Role of reactive hyperreninemia in blood pressure changes induced by sodium depletion in patients with refractory hypertension.

作者信息

Gavras H, Waeber B, Kershaw G R, Liang C S, Textor S C, Brunner H R, Tifft C P, Gavras I

出版信息

Hypertension. 1981 Jul-Aug;3(4):441-7. doi: 10.1161/01.hyp.3.4.441.

Abstract

Sixteen patients with refractory hypertension were submitted to vigorous sodium depletion while cardiovascular homeostasis was monitored with measurements of hormonal and hemodynamic parameters and repeat saralasin tests. This regimen resulted in a negative sodium balance by an average of 300 mEq. The loss of sodium closely correlated to the decrease of body weight (r = 0.70, p less than 0.005). Blood pressure (BP) decreased from 176/166 +/- 8/3 to 155/109 +/-6/3 mm Hg.
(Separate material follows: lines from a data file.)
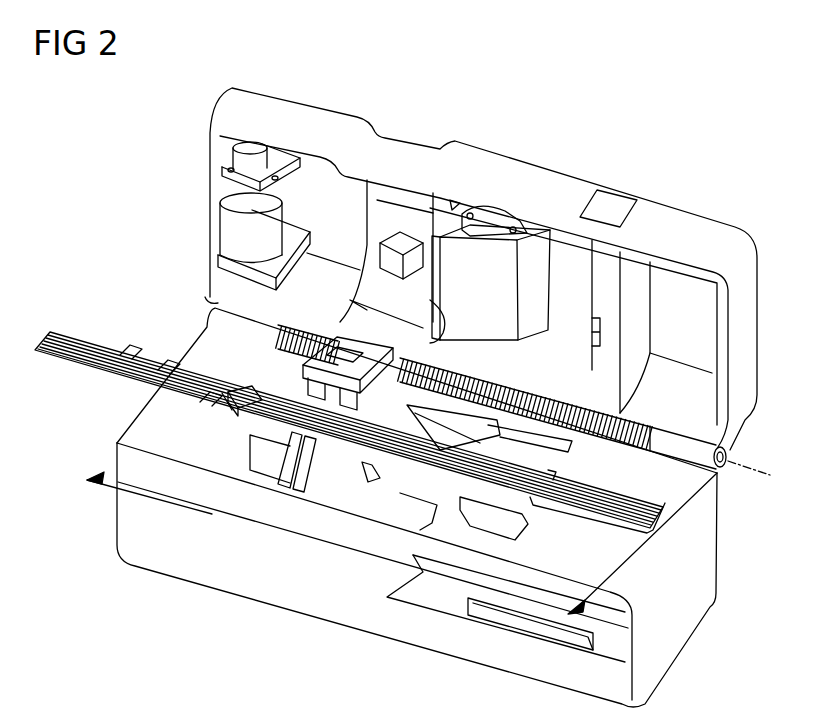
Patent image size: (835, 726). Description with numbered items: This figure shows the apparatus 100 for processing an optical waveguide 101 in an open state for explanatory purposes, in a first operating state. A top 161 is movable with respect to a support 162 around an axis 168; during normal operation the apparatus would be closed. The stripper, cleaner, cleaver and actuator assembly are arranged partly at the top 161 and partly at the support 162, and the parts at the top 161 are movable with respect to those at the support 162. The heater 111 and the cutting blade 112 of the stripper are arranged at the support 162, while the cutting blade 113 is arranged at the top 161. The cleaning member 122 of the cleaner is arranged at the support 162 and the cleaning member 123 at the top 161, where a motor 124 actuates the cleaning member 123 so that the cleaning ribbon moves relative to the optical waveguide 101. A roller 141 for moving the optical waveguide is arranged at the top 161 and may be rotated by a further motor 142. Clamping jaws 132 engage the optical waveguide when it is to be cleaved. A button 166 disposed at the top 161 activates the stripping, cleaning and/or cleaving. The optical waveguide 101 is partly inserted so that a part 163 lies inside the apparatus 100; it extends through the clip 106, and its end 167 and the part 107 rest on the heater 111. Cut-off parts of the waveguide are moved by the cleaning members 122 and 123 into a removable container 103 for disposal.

The apparatus 100 is at (125, 218).
The optical waveguide 101 is at (60, 330).
The container 103 is at (452, 605).
The clip 106 is at (247, 407).
The part of the optical waveguide 107 is at (633, 533).
The heater 111 is at (677, 507).
The cutting blade 112 is at (552, 477).
The cutting blade 113 is at (593, 330).
The cleaning member 122 is at (375, 480).
The cleaning member 123 is at (487, 318).
The motor 124 is at (490, 218).
The clamping jaws 132 is at (305, 367).
The roller 141 is at (230, 228).
The further motor 142 is at (247, 152).
The top 161 is at (743, 332).
The support 162 is at (677, 627).
The part of the optical waveguide 163 is at (335, 547).
The button 166 is at (613, 202).
The end of the optical waveguide 167 is at (655, 517).
The axis 168 is at (763, 462).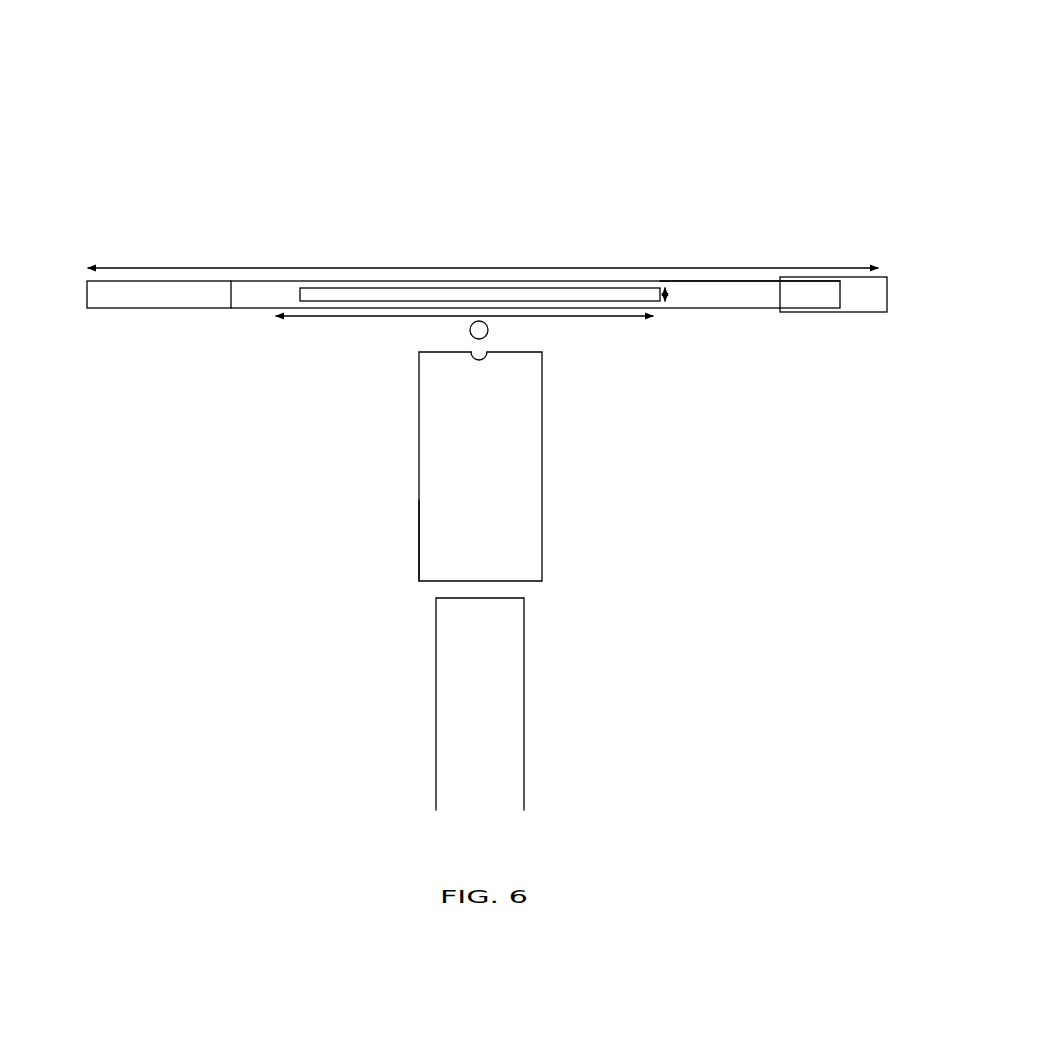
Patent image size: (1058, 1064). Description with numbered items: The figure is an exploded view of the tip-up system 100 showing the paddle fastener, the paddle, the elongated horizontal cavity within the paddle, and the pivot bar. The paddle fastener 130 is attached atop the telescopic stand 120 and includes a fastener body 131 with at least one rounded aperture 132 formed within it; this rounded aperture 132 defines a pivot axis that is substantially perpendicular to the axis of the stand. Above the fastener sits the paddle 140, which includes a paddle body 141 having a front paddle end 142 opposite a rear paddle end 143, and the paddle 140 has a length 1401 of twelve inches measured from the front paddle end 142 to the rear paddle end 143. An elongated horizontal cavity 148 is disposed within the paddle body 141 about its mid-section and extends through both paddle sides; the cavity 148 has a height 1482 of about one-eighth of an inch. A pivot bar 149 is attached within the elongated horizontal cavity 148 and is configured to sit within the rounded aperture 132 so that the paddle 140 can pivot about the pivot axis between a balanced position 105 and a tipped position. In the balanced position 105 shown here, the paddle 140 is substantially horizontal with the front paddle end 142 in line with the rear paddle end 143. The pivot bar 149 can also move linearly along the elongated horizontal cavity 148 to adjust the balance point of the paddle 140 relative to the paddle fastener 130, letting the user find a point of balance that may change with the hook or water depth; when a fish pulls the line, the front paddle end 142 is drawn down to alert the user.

There was a significant correlation between percent increments in plasma renin activity (PRA) and the rise in plasma norepinephrine (r = 0.68, p less than 0.05) and a close negative correlation between percent increase in PRA and the ratio of fall in mean blood pressure (MAP) per unit of weight loss (r = -0.73, p less than 0.005). Thus, patients with the least percent increase in PRA demonstrated the greatest fall in BP per unit of weight loss, indicating that relative rather than absolute elevation of renin may be the factor limiting antihypertensive efficacy of sodium depletion. Sodium depletion induced increase in peripheral resistance and decrease in cardiac output, both mostly attributable to relative hyperreninemia. Indeed, the adverse hemodynamic changes were reversed by angiotensin inhibition, during which BP normalized. It is concluded that vigorous sodium depletion complemented by angiotensin blockade or suppression with sympatholytic agents improves management of otherwise refractory hypertension.

摘要

16例顽固性高血压患者接受了严格的钠耗竭治疗,同时通过测量激素和血流动力学参数以及重复进行沙拉新试验来监测心血管稳态。该治疗方案导致平均钠平衡为负300 mEq。钠的丢失与体重减轻密切相关(r = 0.70,p < 0.005)。血压(BP)从176/166 ± 8/3降至155/109 ± 6/3 mmHg。血浆肾素活性(PRA)的百分比增加与血浆去甲肾上腺素的升高之间存在显著相关性(r = 0.68,p < 0.05),PRA的百分比增加与每单位体重减轻时平均血压(MAP)下降的比率之间存在密切的负相关(r = -0.73,p < 0.005)。因此,PRA增加百分比最小的患者每单位体重减轻时血压下降最大,这表明肾素的相对而非绝对升高可能是限制钠耗竭降压效果的因素。钠耗竭导致外周阻力增加和心输出量减少,两者主要归因于相对高肾素血症。事实上,血管紧张素抑制可逆转不良的血流动力学变化,在此期间血压恢复正常。结论是,通过血管紧张素阻断或用抗交感神经药物抑制来补充严格的钠耗竭可改善对其他方面难治性高血压的治疗。